Your story with the sable
(Costs normaly 6.000 and you payed 1,500 directly, plus..., if I understand you correctly).
This sounds for me more like an oriental-basar...
The PH can offer this, change the prices on his will?
What ist with the outfitter? Your agent in America? The tax? And the community?
This "kind of "buisness"" brings mutch more problems - specially for the next clients and the workers witch see this and want to do this (buisness directly and on their own) also -...
I will not support sutch methods...
You may indeed have all the political wisdom and insight in the world, but I guarantee you that Obama tips very well when he and Michelle have dinner out whether in Chicago, Honolulu or Martha's Vineyard. You should as well should decide to eat more than once at the same restaurant in our country.
And by the way, we travel in Europe extensively. I always tip there as well - doing everything I can to undermine European culture one meal or hotel porter at a time.

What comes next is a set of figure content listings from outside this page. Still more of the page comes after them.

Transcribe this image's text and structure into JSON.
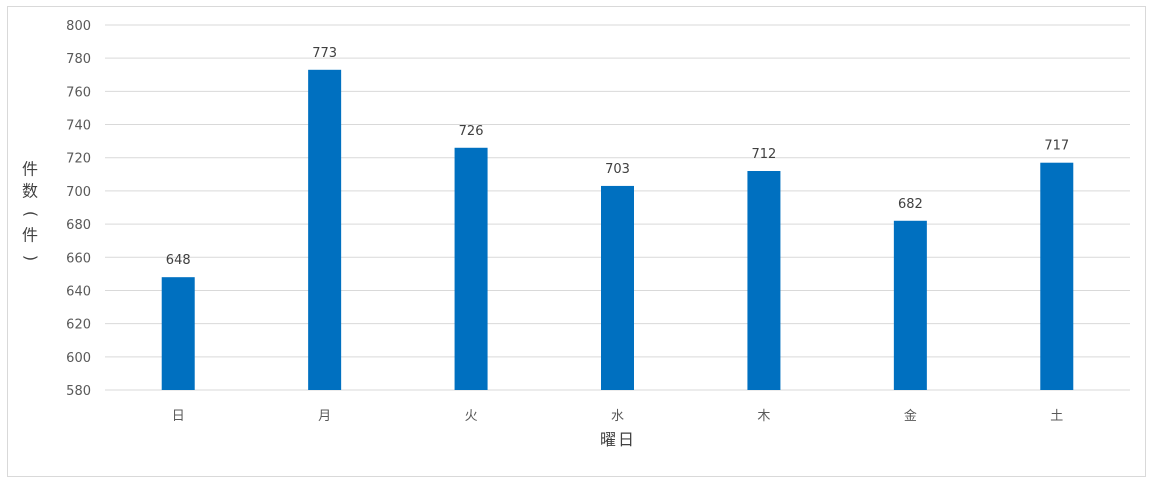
{
  "chart_data": {
    "type": "bar",
    "title": "",
    "xlabel": "曜日",
    "ylabel": "件数(件)",
    "categories": [
      "日",
      "月",
      "火",
      "水",
      "木",
      "金",
      "土"
    ],
    "values": [
      648,
      773,
      726,
      703,
      712,
      682,
      717
    ],
    "ylim": [
      580,
      800
    ],
    "yticks": [
      580,
      600,
      620,
      640,
      660,
      680,
      700,
      720,
      740,
      760,
      780,
      800
    ],
    "grid": true,
    "legend": "none",
    "bar_color": "#0070c0",
    "data_labels": true
  },
  "colors": {
    "gridline": "#d9d9d9",
    "axis_text": "#595959",
    "frame_border": "#d9d9d9"
  }
}
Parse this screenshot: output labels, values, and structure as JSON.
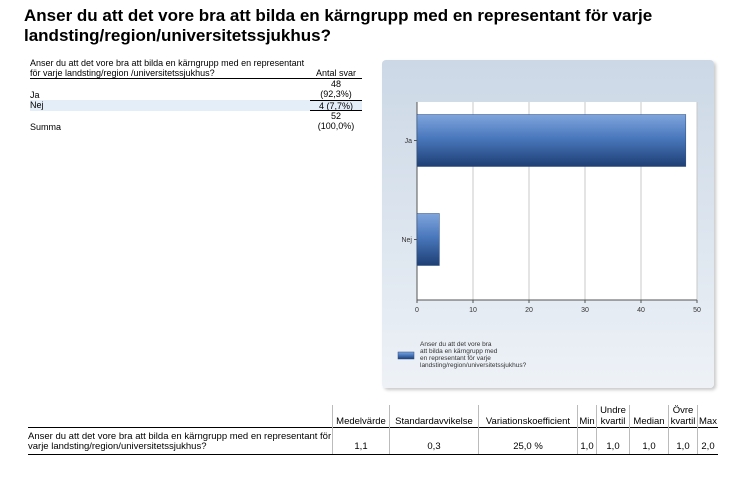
{
  "title": "Anser du att det vore bra att bilda en kärngrupp med en representant för varje landsting/region/universitetssjukhus?",
  "summary": {
    "question": "Anser du att det vore bra att bilda en kärngrupp med en representant för varje landsting/region /universitetssjukhus?",
    "count_header": "Antal svar",
    "rows": [
      {
        "label": "Ja",
        "value": "48 (92,3%)"
      },
      {
        "label": "Nej",
        "value": "4 (7,7%)"
      },
      {
        "label": "Summa",
        "value": "52 (100,0%)"
      }
    ]
  },
  "chart_data": {
    "type": "bar",
    "orientation": "horizontal",
    "categories": [
      "Ja",
      "Nej"
    ],
    "values": [
      48,
      4
    ],
    "xlim": [
      0,
      50
    ],
    "xticks": [
      0,
      10,
      20,
      30,
      40,
      50
    ],
    "grid": true,
    "legend_label": "Anser du att det vore bra att bilda en kärngrupp med en representant för varje landsting/region/universitetssjukhus?",
    "legend_lines": [
      "Anser du att det vore bra",
      "att bilda en kärngrupp med",
      "en representant för varje",
      "landsting/region/universitetssjukhus?"
    ],
    "legend_position": "bottom",
    "bar_color": "#3f6fb5"
  },
  "stats": {
    "headers": [
      "Medelvärde",
      "Standardavvikelse",
      "Variationskoefficient",
      "Min",
      "Undre kvartil",
      "Median",
      "Övre kvartil",
      "Max"
    ],
    "question": "Anser du att det vore bra att bilda en kärngrupp med en representant för varje landsting/region/universitetssjukhus?",
    "values": [
      "1,1",
      "0,3",
      "25,0 %",
      "1,0",
      "1,0",
      "1,0",
      "1,0",
      "2,0"
    ]
  }
}
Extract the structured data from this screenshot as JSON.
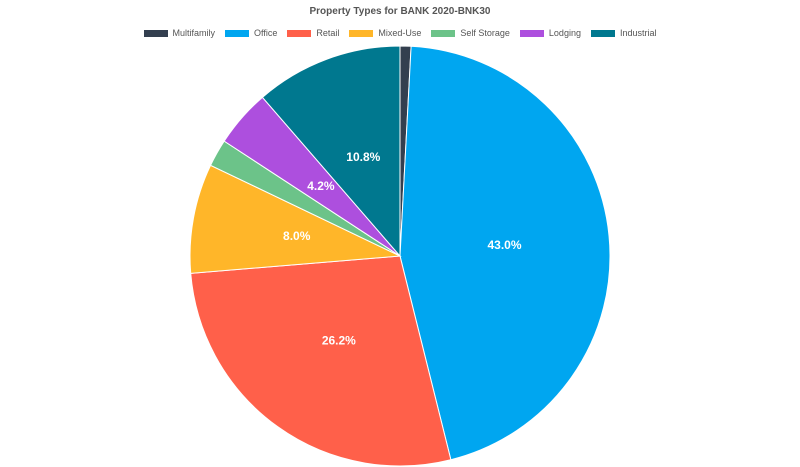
{
  "chart_data": {
    "type": "pie",
    "title": "Property Types for BANK 2020-BNK30",
    "legend_position": "top",
    "slices": [
      {
        "label": "Multifamily",
        "value": 0.8,
        "color": "#333f4f",
        "value_label": ""
      },
      {
        "label": "Office",
        "value": 43.0,
        "color": "#00a6f0",
        "value_label": "43.0%"
      },
      {
        "label": "Retail",
        "value": 26.2,
        "color": "#ff604a",
        "value_label": "26.2%"
      },
      {
        "label": "Mixed-Use",
        "value": 8.0,
        "color": "#ffb629",
        "value_label": "8.0%"
      },
      {
        "label": "Self Storage",
        "value": 2.0,
        "color": "#6cc389",
        "value_label": ""
      },
      {
        "label": "Lodging",
        "value": 4.2,
        "color": "#ad4fde",
        "value_label": "4.2%"
      },
      {
        "label": "Industrial",
        "value": 10.8,
        "color": "#00788f",
        "value_label": "10.8%"
      }
    ]
  }
}
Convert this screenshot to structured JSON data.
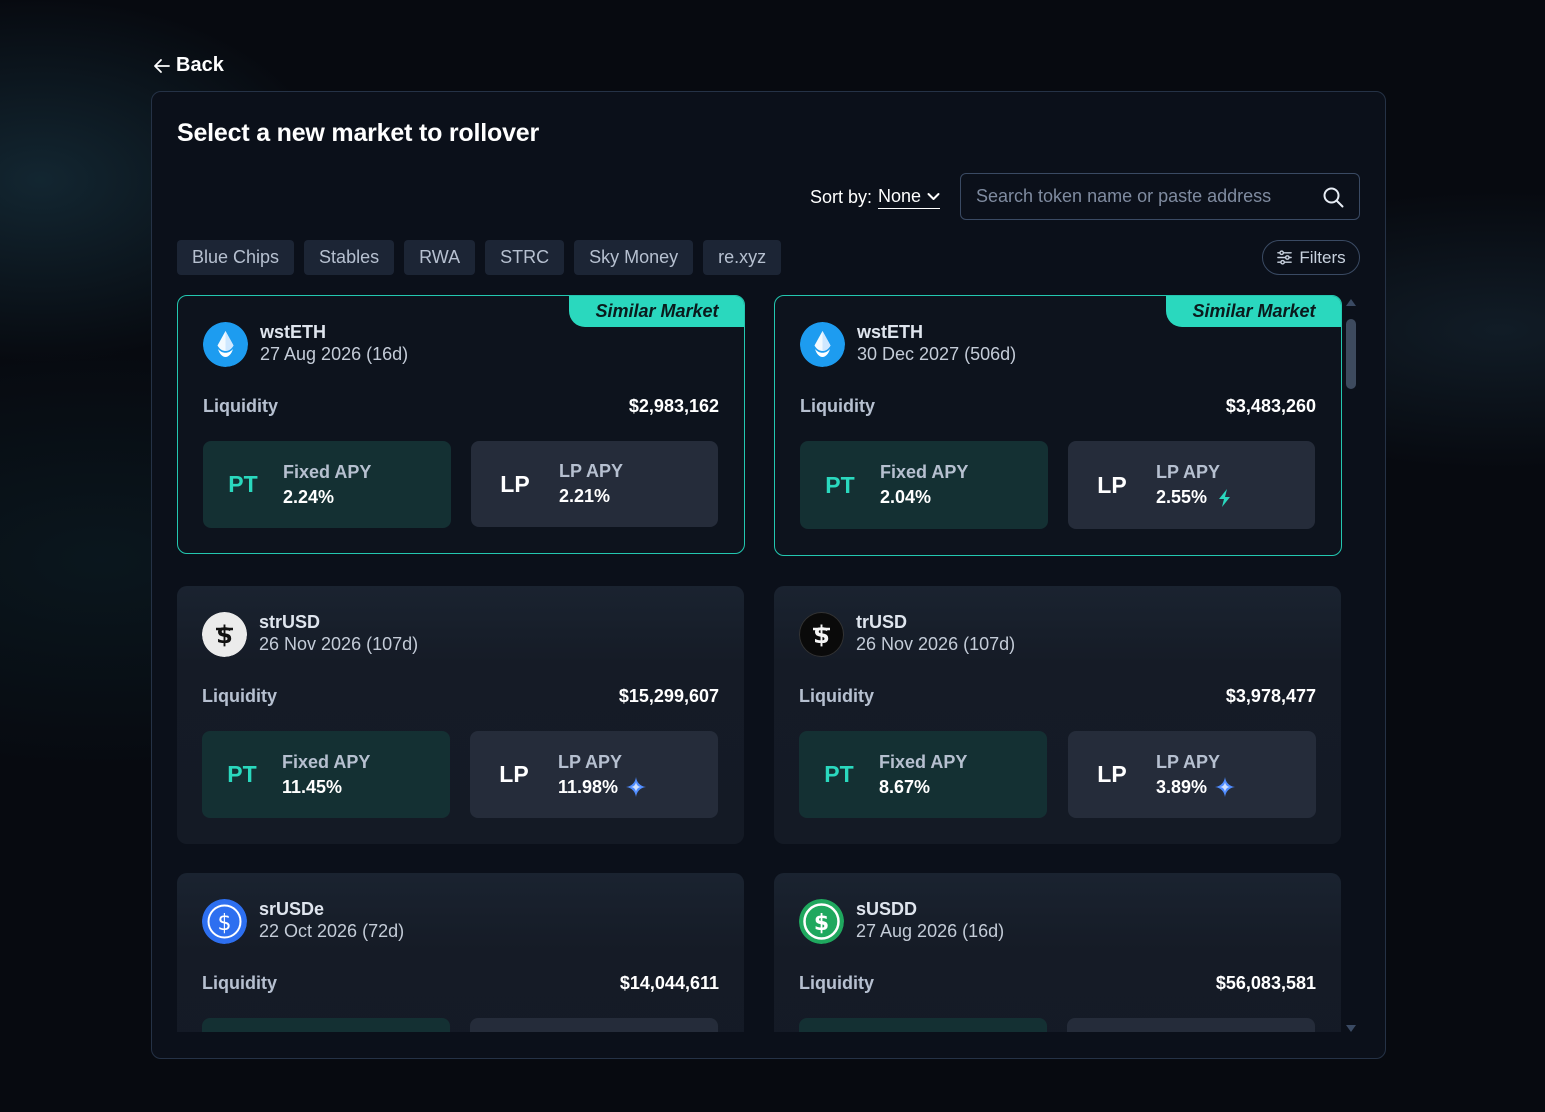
{
  "back": {
    "label": "Back"
  },
  "title": "Select a new market to rollover",
  "sort": {
    "label": "Sort by:",
    "value": "None"
  },
  "search": {
    "placeholder": "Search token name or paste address"
  },
  "chips": [
    "Blue Chips",
    "Stables",
    "RWA",
    "STRC",
    "Sky Money",
    "re.xyz"
  ],
  "filters": {
    "label": "Filters"
  },
  "badge_label": "Similar Market",
  "liquidity_label": "Liquidity",
  "pt_code": "PT",
  "lp_code": "LP",
  "fixed_apy_label": "Fixed APY",
  "lp_apy_label": "LP APY",
  "markets": [
    {
      "name": "wstETH",
      "date": "27 Aug 2026 (16d)",
      "liquidity": "$2,983,162",
      "fixed_apy": "2.24%",
      "lp_apy": "2.21%",
      "similar": true,
      "icon": "wsteth-icon",
      "lp_extra": "none"
    },
    {
      "name": "wstETH",
      "date": "30 Dec 2027 (506d)",
      "liquidity": "$3,483,260",
      "fixed_apy": "2.04%",
      "lp_apy": "2.55%",
      "similar": true,
      "icon": "wsteth-icon",
      "lp_extra": "lightning"
    },
    {
      "name": "strUSD",
      "date": "26 Nov 2026 (107d)",
      "liquidity": "$15,299,607",
      "fixed_apy": "11.45%",
      "lp_apy": "11.98%",
      "similar": false,
      "icon": "strusd-icon",
      "lp_extra": "sparkle"
    },
    {
      "name": "trUSD",
      "date": "26 Nov 2026 (107d)",
      "liquidity": "$3,978,477",
      "fixed_apy": "8.67%",
      "lp_apy": "3.89%",
      "similar": false,
      "icon": "trusd-icon",
      "lp_extra": "sparkle"
    },
    {
      "name": "srUSDe",
      "date": "22 Oct 2026 (72d)",
      "liquidity": "$14,044,611",
      "fixed_apy": "",
      "lp_apy": "",
      "similar": false,
      "icon": "srusde-icon",
      "lp_extra": "none"
    },
    {
      "name": "sUSDD",
      "date": "27 Aug 2026 (16d)",
      "liquidity": "$56,083,581",
      "fixed_apy": "",
      "lp_apy": "",
      "similar": false,
      "icon": "susdd-icon",
      "lp_extra": "none"
    }
  ],
  "colors": {
    "accent": "#2ad8be",
    "panel_border": "#253246",
    "background": "#070a10"
  }
}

With respect to hunting, It has been my observation that there are actually two Namibias - one which caters to North Americans (with a heavy dose of US citizens) and one which caters primarily to Europeans. The former set of outfitters tend to be of Boer extraction and the others of German. Obviously, this is a broad generality and there is significant overlap, but the business models of those supporting primarily a US clientele are like all others in Africa where tips form an important part of the income stream.As stated before, I look at total prices for safari, including extra costs. Either I can afford, or I cannot - then I pass.
I am also professional where in the line of work , I was to more then 60 countries in the world, 5 continents (different cultures and social norms) and I have never been tipped.
I see it exactly, Mark.
You are often in Nam. This is not the typical american-safari-land (nothing against americans, I have many freinds there and was over 10 times there an buisness and holidays) and so they dont have that problem there.
The worker get payed an on high level (for african standarts).
Treat fair and they are mostely saticefied (I speak often with them).
And mostly the farmer ist the outfitter, the camp-chief and the Ph in one person.
This make it mutch easyer.
I have told this story before, but as I was getting ready to head home from one hunt, I was chatting with a couple of the PH's and they mentioned a pair of Danes were due in about the time I left. I asked who would be guiding them. Both laughed and the youngest/newest raised his hand. "I get the Europeans."